January 26, 2026
Nano drama, macro feels
OpenFlexure Microscope
DIY lab hero returns: fans cheer while skeptics yell “old news”
TLDR: An open-source, 3D‑printed microscope using a Raspberry Pi is trending again, promising low‑cost, lab‑like results. Fans celebrate accessible science, while skeptics call it dated and point to newer projects like PUMA — making it a lively showdown over the future of DIY lab gear.
The OpenFlexure Microscope — an open-source, 3D‑printed lab tool that runs on a Raspberry Pi — just had a comeback moment, and the crowd is split. Supporters swoon over “microscopy for everyone”, praising its swappable optics, bendy plastic springs (called flexures) for smooth motion, and cool add-ons like glow-in-the-dark fluorescence imaging. Hype peaked again on Hacker News, with a victory lap noting it was popular in 2021 and now again in 2024 (thread, old thread).

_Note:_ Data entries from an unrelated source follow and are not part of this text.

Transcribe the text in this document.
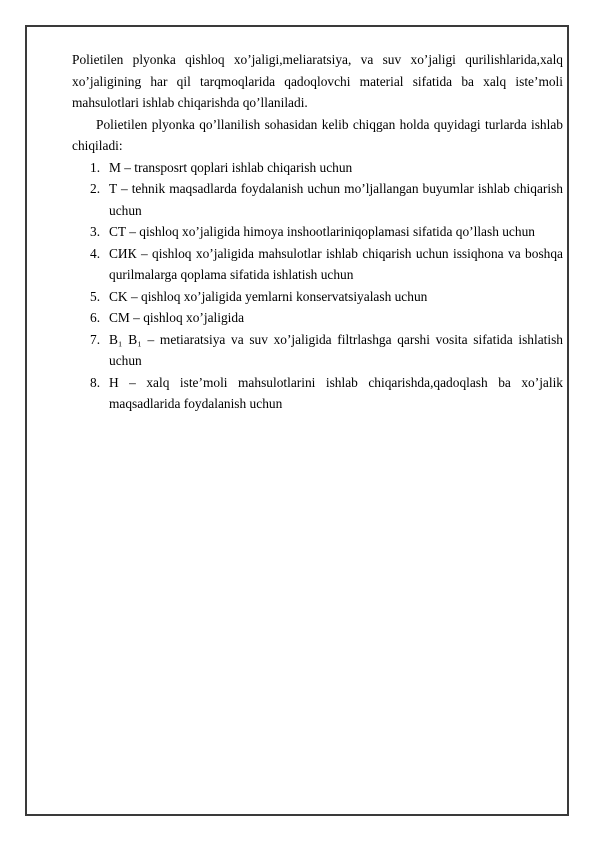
Polietilen plyonka qishloq xo’jaligi,meliaratsiya, va suv xo’jaligi qurilishlarida,xalq xo’jaligining har qil tarqmoqlarida qadoqlovchi material sifatida ba xalq iste’moli mahsulotlari ishlab chiqarishda qo’llaniladi.

Polietilen plyonka qo’llanilish sohasidan kelib chiqgan holda quyidagi turlarda ishlab chiqiladi:

1. M – transposrt qoplari ishlab chiqarish uchun
2. T – tehnik maqsadlarda foydalanish uchun mo’ljallangan buyumlar ishlab chiqarish uchun
3. CT – qishloq xo’jaligida himoya inshootlariniqoplamasi sifatida qo’llash uchun
4. CИК – qishloq xo’jaligida mahsulotlar ishlab chiqarish uchun issiqhona va boshqa qurilmalarga qoplama sifatida ishlatish uchun
5. CK – qishloq xo’jaligida yemlarni konservatsiyalash uchun
6. CM – qishloq xo’jaligida
7. B₁ B₁ – metiaratsiya va suv xo’jaligida filtrlashga qarshi vosita sifatida ishlatish uchun
8. H – xalq iste’moli mahsulotlarini ishlab chiqarishda,qadoqlash ba xo’jalik maqsadlarida foydalanish uchun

But the hot take brigade is loud. One critic shrugged, “Fun old project” and said tech’s moved on, dropping a slick video to prove it. Another commenter pointed to a rival DIY scope, PUMA (link), which sparked a mini turf war of “which home lab kit is king?” Meanwhile, casuals joked about turning kitchen counters into labs and argued whether “inverted optics” (looking from below) is genius or just clever marketing.

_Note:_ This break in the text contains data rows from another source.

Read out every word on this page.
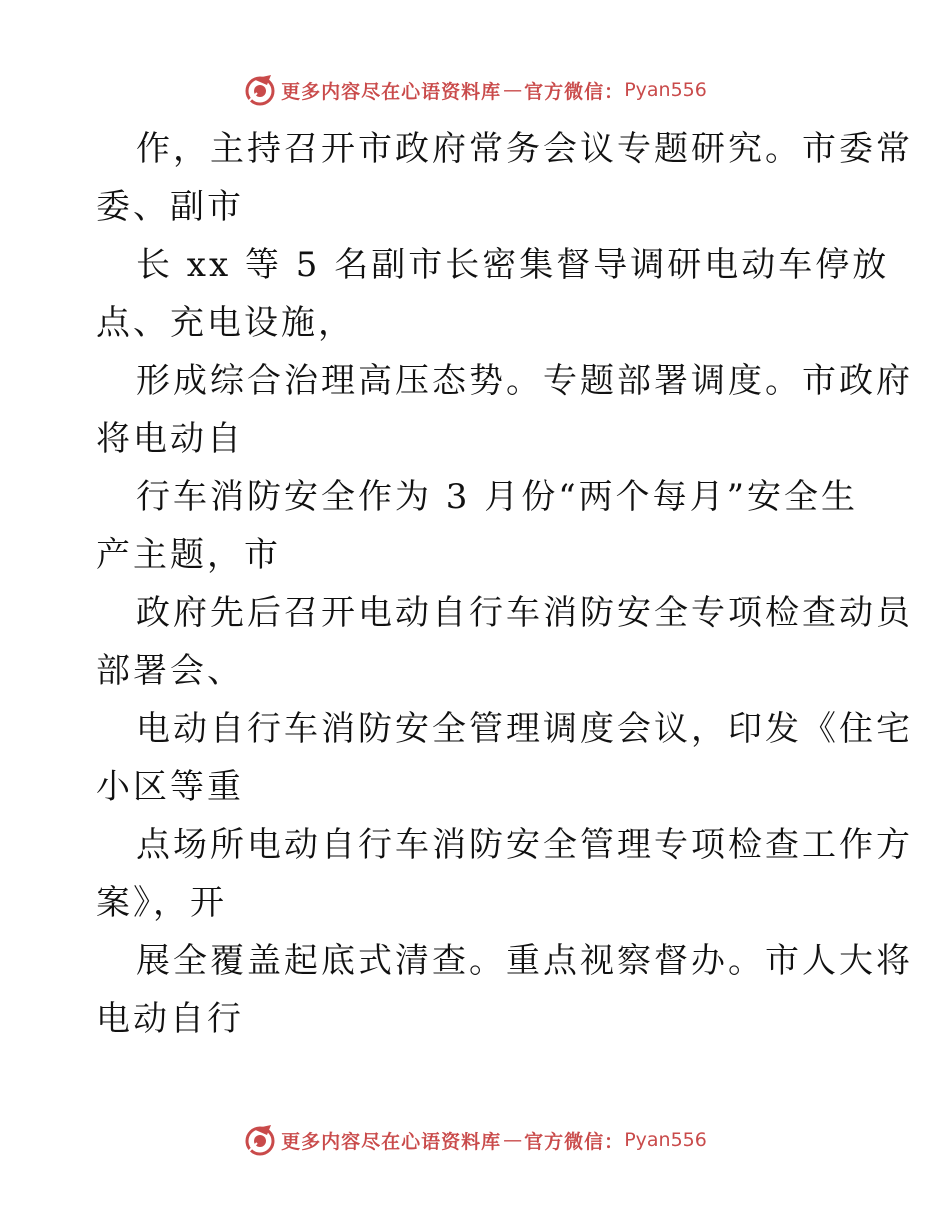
更多内容尽在心语资料库 — 官方微信： Pyan556
作，主持召开市政府常务会议专题研究。市委常
委、副市
长 xx 等 5 名副市长密集督导调研电动车停放
点、充电设施，
形成综合治理高压态势。专题部署调度。市政府
将电动自
行车消防安全作为 3 月份“两个每月”安全生
产主题，市
政府先后召开电动自行车消防安全专项检查动员
部署会、
电动自行车消防安全管理调度会议，印发《住宅
小区等重
点场所电动自行车消防安全管理专项检查工作方
案》，开
展全覆盖起底式清查。重点视察督办。市人大将
电动自行
更多内容尽在心语资料库 — 官方微信： Pyan556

Under the memes, real substance: this design prints most of the moving bits as one piece, gets super tiny motion steps (less than a hair’s width by a long shot), and keeps samples steady for days. Price-wise, the Raspberry Pi and camera are the main cost, making it a budget-friendly path to science. Verdict from the crowd? Equal parts love letter and side-eye — and very entertaining.
Key Points
- •OpenFlexure Microscope is an open-source, customizable optical microscope with inverted geometry and a 3D-printed flexure stage.
- •The stage uses plastic flexures for frictionless, vibration-free motion, achieving sub-100 nm steps with miniature stepper motors and multi-day micron-level stability.
- •The design minimizes assembly and non-printed parts; most components, including flexures, are printed as a single piece.
- •Cost is kept low, with the Raspberry Pi and its camera module forming the bulk of expense; approximately 200 g of plastic and a few fasteners are required.
- •The optics module is swappable, supporting RMS objectives and optional printed filter cubes for epi-illumination, polarization-contrast, and fluorescence imaging.